The days passed slowly without you around. At least, that's how Dabura perceived them.
He had returned to his homeland to settle certain matters. Among them, the one involving the former Chief of the Deskunte Tribe. And, when everything was finally resolved, he found himself in an unusual situation: there was nothing more urgent to do.
Yet, wherever he went, something always reminded him of you.
And that bothered him more than it should.
Sometimes, he didn't even realize when it was happening. A mere detail—a prolonged silence, a banal landscape, the wind touching his face—and there was the memory, insistent, occupying too much space in his mind.
It was then that Dabura suddenly thought:
"She tried to teach me a card game and lost her patience."
The wind blew against his face. Some leaves slipped between his long, dark horns as he settled on a nearby rock, as if that brief moment of pause could organize him from within.
“Maybe she didn’t know how to play that game either.” The words escaped him before he could stop them.
The silence that followed seemed longer than it should have been.
His jaw clenched slightly. His eyes closed for a moment, while a discreet breath escaped his nostrils.
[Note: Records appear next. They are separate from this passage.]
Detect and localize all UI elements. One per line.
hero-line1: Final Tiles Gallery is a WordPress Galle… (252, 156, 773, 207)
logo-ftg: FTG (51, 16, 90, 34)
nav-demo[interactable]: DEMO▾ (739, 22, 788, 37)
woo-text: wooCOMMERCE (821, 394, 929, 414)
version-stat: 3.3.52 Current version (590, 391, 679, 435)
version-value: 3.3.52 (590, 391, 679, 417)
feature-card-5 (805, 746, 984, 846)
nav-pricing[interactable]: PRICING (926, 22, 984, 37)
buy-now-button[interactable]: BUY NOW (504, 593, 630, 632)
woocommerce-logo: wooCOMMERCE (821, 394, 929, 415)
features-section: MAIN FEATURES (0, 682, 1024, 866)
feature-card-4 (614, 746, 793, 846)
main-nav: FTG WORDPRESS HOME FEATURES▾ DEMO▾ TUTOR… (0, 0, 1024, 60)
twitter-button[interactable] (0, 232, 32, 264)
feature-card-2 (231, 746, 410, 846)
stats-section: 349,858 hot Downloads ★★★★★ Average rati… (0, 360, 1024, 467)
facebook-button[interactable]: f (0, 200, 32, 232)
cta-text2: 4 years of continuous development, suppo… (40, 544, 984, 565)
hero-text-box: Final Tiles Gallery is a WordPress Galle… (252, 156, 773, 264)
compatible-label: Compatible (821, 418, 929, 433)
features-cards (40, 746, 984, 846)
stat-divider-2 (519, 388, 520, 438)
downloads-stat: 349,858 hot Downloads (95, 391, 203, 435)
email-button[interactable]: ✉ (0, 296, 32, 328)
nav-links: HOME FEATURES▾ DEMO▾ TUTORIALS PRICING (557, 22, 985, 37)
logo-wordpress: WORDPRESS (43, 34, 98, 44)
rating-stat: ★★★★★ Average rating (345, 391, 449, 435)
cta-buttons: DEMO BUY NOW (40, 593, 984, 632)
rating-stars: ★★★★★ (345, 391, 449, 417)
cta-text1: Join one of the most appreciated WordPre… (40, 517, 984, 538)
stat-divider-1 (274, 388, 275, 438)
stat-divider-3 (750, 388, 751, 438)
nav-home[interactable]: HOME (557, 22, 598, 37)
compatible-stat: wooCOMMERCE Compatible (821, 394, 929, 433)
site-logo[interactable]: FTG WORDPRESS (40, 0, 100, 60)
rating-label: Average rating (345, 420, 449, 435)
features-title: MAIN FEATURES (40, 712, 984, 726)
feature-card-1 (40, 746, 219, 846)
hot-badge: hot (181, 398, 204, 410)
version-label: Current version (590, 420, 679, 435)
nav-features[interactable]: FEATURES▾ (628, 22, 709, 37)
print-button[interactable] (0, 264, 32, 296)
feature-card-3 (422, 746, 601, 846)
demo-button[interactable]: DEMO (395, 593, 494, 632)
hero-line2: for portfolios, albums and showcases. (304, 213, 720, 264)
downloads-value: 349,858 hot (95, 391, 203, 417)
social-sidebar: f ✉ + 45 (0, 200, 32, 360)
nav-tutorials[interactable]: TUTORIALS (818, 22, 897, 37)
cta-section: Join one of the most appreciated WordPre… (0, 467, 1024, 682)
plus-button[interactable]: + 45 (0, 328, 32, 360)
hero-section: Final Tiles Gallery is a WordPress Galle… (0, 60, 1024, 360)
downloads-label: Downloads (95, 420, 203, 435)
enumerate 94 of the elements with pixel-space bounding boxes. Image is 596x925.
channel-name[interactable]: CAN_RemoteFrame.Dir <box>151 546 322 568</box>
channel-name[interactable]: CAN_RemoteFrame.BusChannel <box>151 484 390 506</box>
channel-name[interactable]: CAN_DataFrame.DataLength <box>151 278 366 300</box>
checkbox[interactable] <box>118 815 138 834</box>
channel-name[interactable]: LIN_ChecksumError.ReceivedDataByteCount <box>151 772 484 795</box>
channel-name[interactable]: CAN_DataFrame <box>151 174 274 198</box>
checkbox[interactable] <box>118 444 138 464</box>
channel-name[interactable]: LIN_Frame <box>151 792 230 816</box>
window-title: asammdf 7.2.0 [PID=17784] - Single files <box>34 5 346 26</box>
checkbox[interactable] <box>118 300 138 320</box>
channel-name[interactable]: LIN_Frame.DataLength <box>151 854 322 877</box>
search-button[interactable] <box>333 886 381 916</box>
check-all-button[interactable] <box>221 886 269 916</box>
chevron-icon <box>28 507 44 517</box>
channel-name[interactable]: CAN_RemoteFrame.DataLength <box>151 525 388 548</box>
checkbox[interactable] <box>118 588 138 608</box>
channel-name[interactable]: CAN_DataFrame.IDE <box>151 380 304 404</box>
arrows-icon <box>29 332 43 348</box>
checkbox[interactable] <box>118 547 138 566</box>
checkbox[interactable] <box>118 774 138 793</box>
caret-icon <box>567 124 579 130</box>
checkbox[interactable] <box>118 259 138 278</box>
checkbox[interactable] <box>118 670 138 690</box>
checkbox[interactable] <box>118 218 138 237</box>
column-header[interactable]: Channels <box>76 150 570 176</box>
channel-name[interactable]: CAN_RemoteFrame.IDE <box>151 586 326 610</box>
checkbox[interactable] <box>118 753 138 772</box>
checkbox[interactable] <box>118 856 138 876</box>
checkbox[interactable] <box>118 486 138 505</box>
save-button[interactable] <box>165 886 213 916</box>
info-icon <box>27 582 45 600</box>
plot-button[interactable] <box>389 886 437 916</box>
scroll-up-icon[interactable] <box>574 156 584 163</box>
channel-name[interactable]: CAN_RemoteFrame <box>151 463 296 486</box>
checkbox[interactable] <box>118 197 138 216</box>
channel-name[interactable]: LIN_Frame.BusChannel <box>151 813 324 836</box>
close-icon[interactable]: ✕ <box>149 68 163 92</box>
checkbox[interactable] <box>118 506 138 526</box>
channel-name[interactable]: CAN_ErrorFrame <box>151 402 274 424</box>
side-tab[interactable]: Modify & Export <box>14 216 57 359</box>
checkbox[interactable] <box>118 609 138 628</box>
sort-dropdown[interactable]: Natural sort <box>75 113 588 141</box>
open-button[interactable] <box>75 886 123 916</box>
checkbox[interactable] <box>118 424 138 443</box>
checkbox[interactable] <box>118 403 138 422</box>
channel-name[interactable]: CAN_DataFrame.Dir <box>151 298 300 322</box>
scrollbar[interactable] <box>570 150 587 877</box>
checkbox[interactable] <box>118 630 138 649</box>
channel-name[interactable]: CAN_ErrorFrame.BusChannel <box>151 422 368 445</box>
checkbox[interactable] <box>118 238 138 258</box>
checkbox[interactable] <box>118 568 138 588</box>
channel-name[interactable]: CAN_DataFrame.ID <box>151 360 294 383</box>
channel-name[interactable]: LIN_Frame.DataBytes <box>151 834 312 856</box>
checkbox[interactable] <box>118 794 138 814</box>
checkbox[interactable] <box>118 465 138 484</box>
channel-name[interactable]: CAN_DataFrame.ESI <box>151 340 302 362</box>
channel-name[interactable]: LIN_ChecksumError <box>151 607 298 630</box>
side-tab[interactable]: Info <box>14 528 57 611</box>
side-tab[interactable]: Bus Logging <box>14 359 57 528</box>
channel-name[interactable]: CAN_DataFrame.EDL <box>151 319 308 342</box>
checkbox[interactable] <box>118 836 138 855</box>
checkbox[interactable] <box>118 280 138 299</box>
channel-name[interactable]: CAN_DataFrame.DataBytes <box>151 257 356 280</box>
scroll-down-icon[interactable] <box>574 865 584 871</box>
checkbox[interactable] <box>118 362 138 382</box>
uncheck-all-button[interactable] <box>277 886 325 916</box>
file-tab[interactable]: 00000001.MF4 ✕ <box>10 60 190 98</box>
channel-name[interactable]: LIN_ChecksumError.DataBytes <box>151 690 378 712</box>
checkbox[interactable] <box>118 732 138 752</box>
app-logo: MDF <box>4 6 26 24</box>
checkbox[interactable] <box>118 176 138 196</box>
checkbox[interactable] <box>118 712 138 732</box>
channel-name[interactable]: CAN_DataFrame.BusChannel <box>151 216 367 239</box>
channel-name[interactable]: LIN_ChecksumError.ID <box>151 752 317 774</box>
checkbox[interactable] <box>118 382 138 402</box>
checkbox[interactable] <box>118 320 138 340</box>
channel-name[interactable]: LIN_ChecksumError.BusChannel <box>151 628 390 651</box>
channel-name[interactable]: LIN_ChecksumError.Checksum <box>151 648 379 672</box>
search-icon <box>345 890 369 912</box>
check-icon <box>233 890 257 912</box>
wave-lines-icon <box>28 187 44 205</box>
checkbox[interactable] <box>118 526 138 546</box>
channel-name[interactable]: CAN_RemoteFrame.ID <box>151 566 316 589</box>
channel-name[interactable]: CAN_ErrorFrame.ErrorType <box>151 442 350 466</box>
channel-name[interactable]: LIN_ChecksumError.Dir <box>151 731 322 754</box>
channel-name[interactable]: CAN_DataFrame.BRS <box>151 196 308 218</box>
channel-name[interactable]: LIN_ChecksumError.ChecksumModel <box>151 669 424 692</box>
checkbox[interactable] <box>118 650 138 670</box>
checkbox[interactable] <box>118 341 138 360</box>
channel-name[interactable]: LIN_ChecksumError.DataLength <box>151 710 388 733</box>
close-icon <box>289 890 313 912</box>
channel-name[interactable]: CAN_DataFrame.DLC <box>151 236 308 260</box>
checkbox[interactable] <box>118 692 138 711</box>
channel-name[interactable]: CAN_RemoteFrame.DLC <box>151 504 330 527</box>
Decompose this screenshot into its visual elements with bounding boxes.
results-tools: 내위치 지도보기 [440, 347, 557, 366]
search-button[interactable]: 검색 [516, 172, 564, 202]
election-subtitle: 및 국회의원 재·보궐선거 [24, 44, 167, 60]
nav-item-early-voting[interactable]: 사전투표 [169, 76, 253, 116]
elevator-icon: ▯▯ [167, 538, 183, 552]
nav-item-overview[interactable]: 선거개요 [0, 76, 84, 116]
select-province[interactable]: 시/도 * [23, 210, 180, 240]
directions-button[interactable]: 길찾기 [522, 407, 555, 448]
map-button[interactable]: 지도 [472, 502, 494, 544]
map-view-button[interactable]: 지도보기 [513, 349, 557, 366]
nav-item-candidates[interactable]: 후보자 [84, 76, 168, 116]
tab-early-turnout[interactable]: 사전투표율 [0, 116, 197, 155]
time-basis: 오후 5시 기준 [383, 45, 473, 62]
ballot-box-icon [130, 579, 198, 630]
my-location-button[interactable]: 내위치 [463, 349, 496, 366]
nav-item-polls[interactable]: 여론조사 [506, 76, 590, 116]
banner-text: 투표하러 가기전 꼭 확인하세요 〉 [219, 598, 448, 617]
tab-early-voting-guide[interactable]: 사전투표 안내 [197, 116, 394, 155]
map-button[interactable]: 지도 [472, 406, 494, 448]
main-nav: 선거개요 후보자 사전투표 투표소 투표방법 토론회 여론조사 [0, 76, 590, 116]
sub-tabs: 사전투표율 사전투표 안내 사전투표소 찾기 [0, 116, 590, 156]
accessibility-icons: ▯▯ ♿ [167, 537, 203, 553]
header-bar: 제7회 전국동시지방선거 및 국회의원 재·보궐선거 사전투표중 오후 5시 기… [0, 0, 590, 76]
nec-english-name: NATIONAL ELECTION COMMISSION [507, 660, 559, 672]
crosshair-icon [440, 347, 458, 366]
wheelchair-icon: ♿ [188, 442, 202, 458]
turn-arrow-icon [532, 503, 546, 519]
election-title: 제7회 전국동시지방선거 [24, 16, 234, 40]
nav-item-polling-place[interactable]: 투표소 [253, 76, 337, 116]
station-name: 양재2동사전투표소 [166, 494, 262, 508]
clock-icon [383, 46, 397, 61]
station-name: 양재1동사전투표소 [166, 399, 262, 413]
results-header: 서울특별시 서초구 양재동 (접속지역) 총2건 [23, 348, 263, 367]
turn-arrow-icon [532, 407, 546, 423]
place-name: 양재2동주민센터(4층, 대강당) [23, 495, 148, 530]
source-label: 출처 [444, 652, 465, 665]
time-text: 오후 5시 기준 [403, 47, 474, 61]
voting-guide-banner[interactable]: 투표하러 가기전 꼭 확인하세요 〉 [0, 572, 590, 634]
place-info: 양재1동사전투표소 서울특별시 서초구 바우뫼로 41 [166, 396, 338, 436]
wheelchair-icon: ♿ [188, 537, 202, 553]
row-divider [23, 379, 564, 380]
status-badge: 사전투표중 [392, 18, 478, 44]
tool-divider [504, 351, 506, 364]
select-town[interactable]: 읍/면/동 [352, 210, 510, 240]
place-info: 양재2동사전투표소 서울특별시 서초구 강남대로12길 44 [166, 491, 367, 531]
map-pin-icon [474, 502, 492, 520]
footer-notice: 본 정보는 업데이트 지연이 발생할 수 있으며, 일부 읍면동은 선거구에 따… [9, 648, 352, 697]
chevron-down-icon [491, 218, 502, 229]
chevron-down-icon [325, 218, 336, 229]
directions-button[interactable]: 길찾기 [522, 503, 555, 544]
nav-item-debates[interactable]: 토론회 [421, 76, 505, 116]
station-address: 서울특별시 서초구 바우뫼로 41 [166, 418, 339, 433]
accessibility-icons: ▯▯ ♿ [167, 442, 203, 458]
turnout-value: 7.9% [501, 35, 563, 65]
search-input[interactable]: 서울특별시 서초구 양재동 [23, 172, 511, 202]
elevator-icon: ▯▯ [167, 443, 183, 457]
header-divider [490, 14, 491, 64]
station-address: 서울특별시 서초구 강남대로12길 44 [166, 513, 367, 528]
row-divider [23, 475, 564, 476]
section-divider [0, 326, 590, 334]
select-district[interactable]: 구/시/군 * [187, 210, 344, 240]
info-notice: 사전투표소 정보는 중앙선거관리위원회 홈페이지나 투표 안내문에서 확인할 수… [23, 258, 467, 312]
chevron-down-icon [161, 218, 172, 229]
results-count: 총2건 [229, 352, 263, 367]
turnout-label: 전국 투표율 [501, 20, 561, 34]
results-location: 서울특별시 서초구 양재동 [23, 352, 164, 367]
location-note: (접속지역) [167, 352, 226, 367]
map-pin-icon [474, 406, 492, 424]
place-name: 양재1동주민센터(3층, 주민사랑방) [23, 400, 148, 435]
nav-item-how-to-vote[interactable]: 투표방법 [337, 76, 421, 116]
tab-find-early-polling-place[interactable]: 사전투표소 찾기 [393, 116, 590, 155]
Then, it was at that moment that he came to a simple conclusion.
He needed to go back.
The Earth was at peace as never before.
Literally.
Dabura walked around the grounds of the Jujutsu Technical School as old memories surfaced sparsely, almost like fragments of a routine that no longer existed. The corridors. The training. The meaningless discussions.
You.
Without realizing it, he sought your presence through the cursed energy. Not because he truly expected to find her like that—his body had simply grown accustomed to her existence, to her trail, to the feeling that she was always there in some way.
When he finally found the correct entrance, he climbed onto the engawa and approached the parapet.
“Hello. It’s been a long time.”
However, before he could continue, a discreet TOC echoed through the room. His entire speech vanished, and the moment completely shattered the dramatic tension he had spent time building.
His head tilted back instantly.
Again, he had bumped his horn against the door frame.